Libyan leader Muammar Qaddafi yesterday urged Libyans to free the country from “NATO and traitors,” as rebels in the west began to strangle a major lifeline to his capital.
Shortly after his address, Libyan Minister of the Interior Nassr al-Mabrouk Abdullah arrived in Egypt with members of his family, official sources at Cairo airport said, amid reports that he was abandoning the Qaddafi.
Egyptian airport security officials said the minister arrived with nine members of his family, telling them he was on holiday.
Meanwhile, despite denials, officials from Qaddafi’s government were reported to be holding secret talks with rebels at a hotel in Tunisia on a possible resolution of the six-month-old civil war.
A dramatic advance on Saturday, witnessed by reporters, won the rebels control of the town of Zawiyah, 50km west of Tripoli on the coast, enabling them to halt food and fuel supplies from Tunisia to Qaddafi’s stronghold in the capital.
Tripoli was not under -immediate threat, but rebel forces are now in their strongest position since the uprising against 41 years of Qaddafi’s rule began in February, controlling the coast both east and west of Tripoli.

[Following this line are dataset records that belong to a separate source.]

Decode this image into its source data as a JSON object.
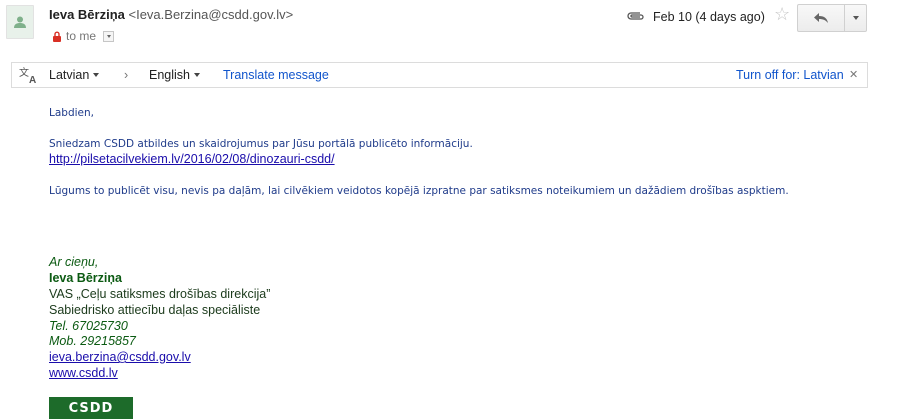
{
  "header": {
    "sender_name": "Ieva Bērziņa",
    "sender_email": "<Ieva.Berzina@csdd.gov.lv>",
    "recipient_label": "to me",
    "date": "Feb 10 (4 days ago)",
    "icons": {
      "avatar": "person-icon",
      "lock": "lock-icon",
      "attachment": "paperclip-icon",
      "star": "star-icon",
      "reply": "reply-icon",
      "more": "chevron-down-icon"
    }
  },
  "translate_bar": {
    "source_language": "Latvian",
    "arrow": "›",
    "target_language": "English",
    "translate_link": "Translate message",
    "turn_off_label": "Turn off for: Latvian",
    "close_symbol": "✕"
  },
  "message": {
    "greeting": "Labdien,",
    "line1": "Sniedzam CSDD atbildes un skaidrojumus par Jūsu portālā publicēto informāciju.",
    "link": "http://pilsetacilvekiem.lv/2016/02/08/dinozauri-csdd/",
    "line2": "Lūgums to publicēt visu, nevis pa daļām, lai cilvēkiem veidotos kopējā izpratne par satiksmes noteikumiem un dažādiem drošības aspktiem."
  },
  "signature": {
    "closing": "Ar cieņu,",
    "name": "Ieva Bērziņa",
    "org": "VAS „Ceļu satiksmes drošības direkcija”",
    "title": "Sabiedrisko attiecību daļas speciāliste",
    "tel": "Tel. 67025730",
    "mob": "Mob. 29215857",
    "email": "ieva.berzina@csdd.gov.lv",
    "website": "www.csdd.lv",
    "logo_text": "CSDD"
  },
  "colors": {
    "link": "#1155cc",
    "body_text": "#1f3b8a",
    "signature_green": "#0b5a12",
    "logo_bg": "#1d6b2a"
  }
}
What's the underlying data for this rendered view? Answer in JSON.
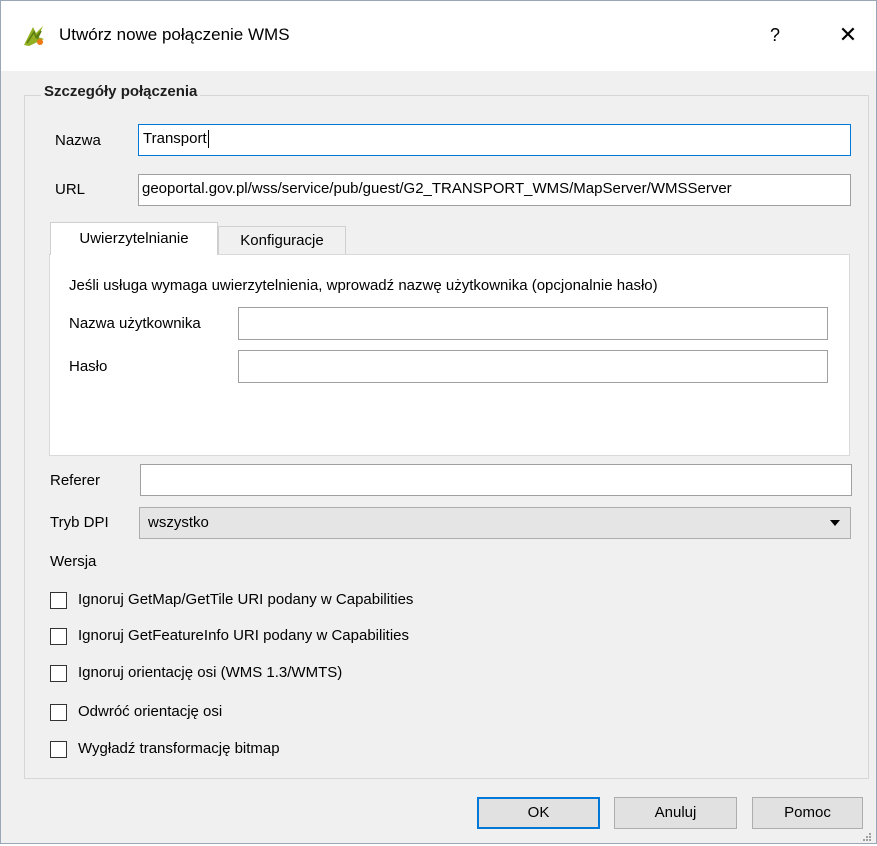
{
  "titlebar": {
    "title": "Utwórz nowe połączenie WMS",
    "help_label": "?",
    "close_label": "✕"
  },
  "group": {
    "title": "Szczegóły połączenia"
  },
  "fields": {
    "name_label": "Nazwa",
    "name_value": "Transport",
    "url_label": "URL",
    "url_value": "geoportal.gov.pl/wss/service/pub/guest/G2_TRANSPORT_WMS/MapServer/WMSServer"
  },
  "tabs": [
    {
      "label": "Uwierzytelnianie",
      "active": true
    },
    {
      "label": "Konfiguracje",
      "active": false
    }
  ],
  "auth": {
    "info": "Jeśli usługa wymaga uwierzytelnienia, wprowadź nazwę użytkownika (opcjonalnie hasło)",
    "username_label": "Nazwa użytkownika",
    "username_value": "",
    "password_label": "Hasło",
    "password_value": ""
  },
  "referer": {
    "label": "Referer",
    "value": ""
  },
  "dpi": {
    "label": "Tryb DPI",
    "selected": "wszystko"
  },
  "version_label": "Wersja",
  "checkboxes": [
    {
      "label": "Ignoruj GetMap/GetTile URI podany w Capabilities",
      "checked": false
    },
    {
      "label": "Ignoruj GetFeatureInfo URI podany w Capabilities",
      "checked": false
    },
    {
      "label": "Ignoruj orientację osi (WMS 1.3/WMTS)",
      "checked": false
    },
    {
      "label": "Odwróć orientację osi",
      "checked": false
    },
    {
      "label": "Wygładź transformację bitmap",
      "checked": false
    }
  ],
  "buttons": {
    "ok": "OK",
    "cancel": "Anuluj",
    "help": "Pomoc"
  },
  "colors": {
    "focus_border": "#0078d7",
    "dialog_bg": "#f0f0f0"
  }
}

“The fall of Zawiyah would be the biggest milestone for the rebels since the liberation of Misrata. It’s a real morale booster for them and implies a sense of momentum,” analyst Shashank Joshi of the Royal United Services Institute in London said. “It’s a triple blow to Qaddafi as it is home to the regime’s only functioning oil refinery and may also in the medium-term allow the rebels to benefit from sales of oil; it also lies over his big supply line and blocks an important route from the Tunisian border to the capital.”
However, a rebel fighter said Qaddafi’s forces still controlled the Zawiyah oil refinery on the coast.
Medics on the outskirts of the city said sniper and mortar fire by Qaddafi forces killed three civilians. One man was shot in the head and a 15-year-old girl died of shrapnel wounds.
Waleed, brother of a woman with shrapnel wounds, said Qaddafi forces “have made life very hard for us in the past few months. They’ve gone from house to house arresting people and now they’re shooting at us indiscriminately.”
Libyans fleeing south in their cars said they had heard fighting in a place called Harsha, between Tripoli and Zawiyah.
“I heard fighting there today on our way here,” said one man who declined to give his name.
He said rebels clashed with Qaddafi’s security forces inside Tripoli on Sunday night.
“There is no gasoline, no electricity, food prices are up 300 percent. We just cannot live like this anymore,” he said.
Qaddafi’s latest exhortations to his supporters came in a speech early yesterday delivered over a poor quality telephone line and broadcast by state television in audio only. It was his first since rebels launched their biggest push in months.
“The Libyan people will remain and the Fateh Revolution [which brought Qaddafi to power in September 1969] will remain. Move forward, challenge, pick up your weapons, go to the fight for liberating Libya inch by inch from the traitors and from NATO,” the 69-year-old Qaddafi said.